Sunday, September 30, 2007

Workers Certified for Collective Action


J. Guadalupe Resendiz-Ramirez, J. Eloy Resendiz-Ramirez, Enoc Ramirez-Perez, Baltasar Trejo-Mata, Luis Guerrero-Ramirez, and Alejandro Trejo-Leon came to Arkansas in 2005 to work for P&H Forestry under the federal H-2 A program that allows agribusiness to request temporary visas for foreign workers when they say sufficient U. S. labor cannot be found.

In April, the six Mexican farm laborers filed suit in federal court and claimed that the company and its owners paid them less than the federal minimum wage, failed to pay them on time, used them for such unauthorized work as collecting trash for the Arkansas Highway and Transportation Department, and retaliated against workers who tried to claim their labor rights.

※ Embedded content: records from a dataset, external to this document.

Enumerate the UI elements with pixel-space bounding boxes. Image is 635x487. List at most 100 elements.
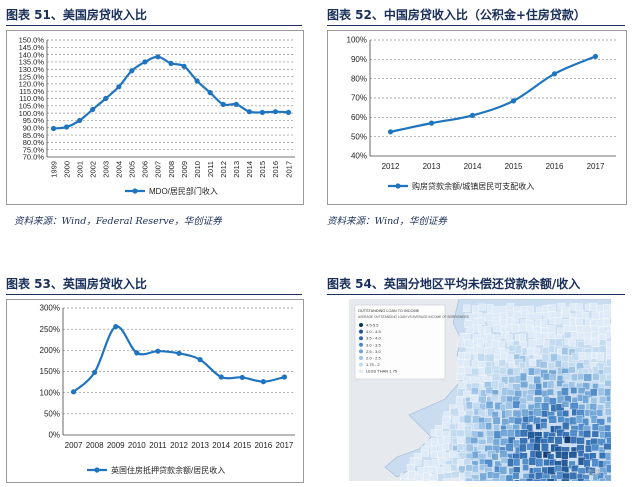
map-region-cell — [562, 410, 570, 417]
x-tick-label: 2005 — [128, 161, 137, 178]
data-point — [207, 90, 213, 96]
map-legend-swatch — [359, 369, 363, 374]
fig52-source: 资料来源：Wind，华创证券 — [327, 216, 447, 227]
x-tick-label: 2017 — [284, 161, 293, 178]
x-tick-label: 2012 — [219, 161, 228, 178]
map-region-cell — [568, 366, 576, 374]
map-region-cell — [609, 389, 611, 397]
map-region-cell — [463, 351, 471, 360]
map-region-cell — [562, 373, 572, 381]
data-point — [103, 95, 109, 102]
map-region-cell — [557, 416, 565, 423]
map-region-cell — [533, 347, 541, 355]
fig53-chart-frame: 0% 50% 100% 150% 200% 250% 300% 2007 2008 2009 201… — [6, 299, 304, 483]
map-region-cell — [514, 417, 523, 425]
data-point — [469, 112, 476, 118]
map-region-cell — [542, 473, 551, 481]
map-region-cell — [528, 457, 537, 466]
map-region-cell — [604, 424, 611, 433]
map-region-cell — [521, 408, 529, 417]
data-point — [63, 124, 70, 130]
map-region-cell — [561, 400, 570, 408]
map-region-cell — [606, 341, 611, 349]
y-tick-label: 200% — [40, 346, 60, 355]
fig52-chart: 40% 50% 60% 70% 80% 90% 100% 2012 2013 2014 2015 20… — [347, 36, 616, 191]
map-region-cell — [464, 477, 473, 481]
y-tick-label: 120.0% — [19, 80, 45, 89]
map-region-cell — [472, 479, 480, 481]
map-region-cell — [596, 418, 605, 426]
map-region-cell — [599, 477, 606, 481]
x-tick-label: 2007 — [154, 161, 163, 178]
map-region-cell — [498, 381, 505, 391]
map-region-cell — [442, 443, 449, 450]
map-region-cell — [457, 459, 465, 468]
x-tick-label: 2014 — [464, 162, 482, 171]
map-region-cell — [529, 358, 537, 366]
map-region-cell — [493, 334, 501, 342]
map-region-cell — [583, 479, 591, 481]
legend-marker — [395, 183, 401, 189]
legend-label: 英国住房抵押贷款余额/居民收入 — [111, 465, 225, 475]
map-region-cell — [535, 458, 544, 467]
y-tick-label: 150.0% — [19, 36, 45, 45]
map-region-cell — [547, 332, 556, 339]
map-region-cell — [463, 458, 472, 466]
legend-label: MDO/居民部门收入 — [149, 186, 218, 196]
map-region-cell — [442, 464, 451, 473]
map-region-cell — [554, 317, 562, 325]
map-region-cell — [406, 464, 415, 472]
map-region-cell — [547, 380, 555, 389]
map-region-cell — [598, 326, 606, 335]
map-region-cell — [513, 458, 521, 467]
x-tick-label: 2008 — [86, 441, 104, 450]
map-region-cell — [547, 436, 555, 444]
map-region-cell — [471, 368, 479, 376]
map-region-cell — [556, 395, 565, 404]
x-tick-label: 2002 — [88, 161, 97, 178]
data-point — [70, 389, 77, 395]
map-region-cell — [610, 373, 611, 380]
data-point — [142, 59, 148, 65]
map-region-cell — [561, 387, 569, 396]
data-point — [194, 78, 200, 84]
map-region-cell — [561, 466, 570, 473]
map-region-cell — [505, 401, 514, 410]
x-tick-label: 2017 — [587, 162, 605, 171]
x-tick-label: 2007 — [65, 441, 83, 450]
y-tick-label: 80% — [351, 74, 367, 83]
map-region-cell — [603, 310, 611, 319]
fig51-source: 资料来源：Wind，Federal Reserve，华创证券 — [14, 216, 222, 227]
map-region-cell — [464, 339, 474, 348]
series-line — [53, 55, 289, 130]
map-legend-label: LESS THAN 1.75 — [366, 369, 398, 374]
map-region-cell — [484, 366, 492, 375]
map-region-cell — [457, 443, 465, 451]
map-region-cell — [466, 443, 474, 453]
map-region-cell — [430, 451, 438, 458]
x-tick-label: 2009 — [107, 441, 125, 450]
map-region-cell — [591, 331, 599, 340]
map-region-cell — [591, 480, 601, 481]
map-region-cell — [513, 311, 522, 319]
y-tick-label: 250% — [40, 325, 60, 334]
y-tick-label: 100% — [40, 388, 60, 397]
map-region-cell — [568, 339, 577, 347]
x-tick-label: 2010 — [193, 161, 202, 178]
map-region-cell — [547, 325, 556, 333]
map-region-cell — [456, 429, 465, 438]
map-region-cell — [610, 394, 611, 402]
map-region-cell — [582, 430, 591, 438]
map-region-cell — [457, 436, 465, 444]
map-legend-label: 4.5-5.5 — [366, 323, 379, 328]
map-region-cell — [471, 360, 479, 368]
map-region-cell — [548, 345, 555, 353]
data-point — [168, 60, 174, 66]
data-point — [50, 125, 57, 132]
map-region-cell — [486, 436, 494, 444]
map-region-cell — [569, 317, 577, 325]
map-region-cell — [501, 418, 510, 426]
map-region-cell — [575, 318, 583, 326]
map-region-cell — [581, 311, 590, 319]
data-point — [387, 129, 394, 135]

Judge Harry F. Barnes of U. S. District Court for the Western District of Arkansas in El Dorado on Thursday certified for collective action their lawsuit against Hermitage-based P&H Forestry LLC, Brent Harrod, John Harrod and Andre Blanchard and ordered the defendants to provide the plaintiffs with contact information for all similarly situated workers that they employed in Arkansas from September 2004 to the present.

Arkansas law provides very few rights or protections for agricultural workers, who are not even covered under basic state minimum wage, unemployment, or worker compensation laws when they are injured. The Arkansas Farm Bureau and agribusiness interests in Arkansas always oppose legislation for the protection of farm workers, and conservative legislators are seldom persuaded to support Arkansas workers’ rights in face of that opposition.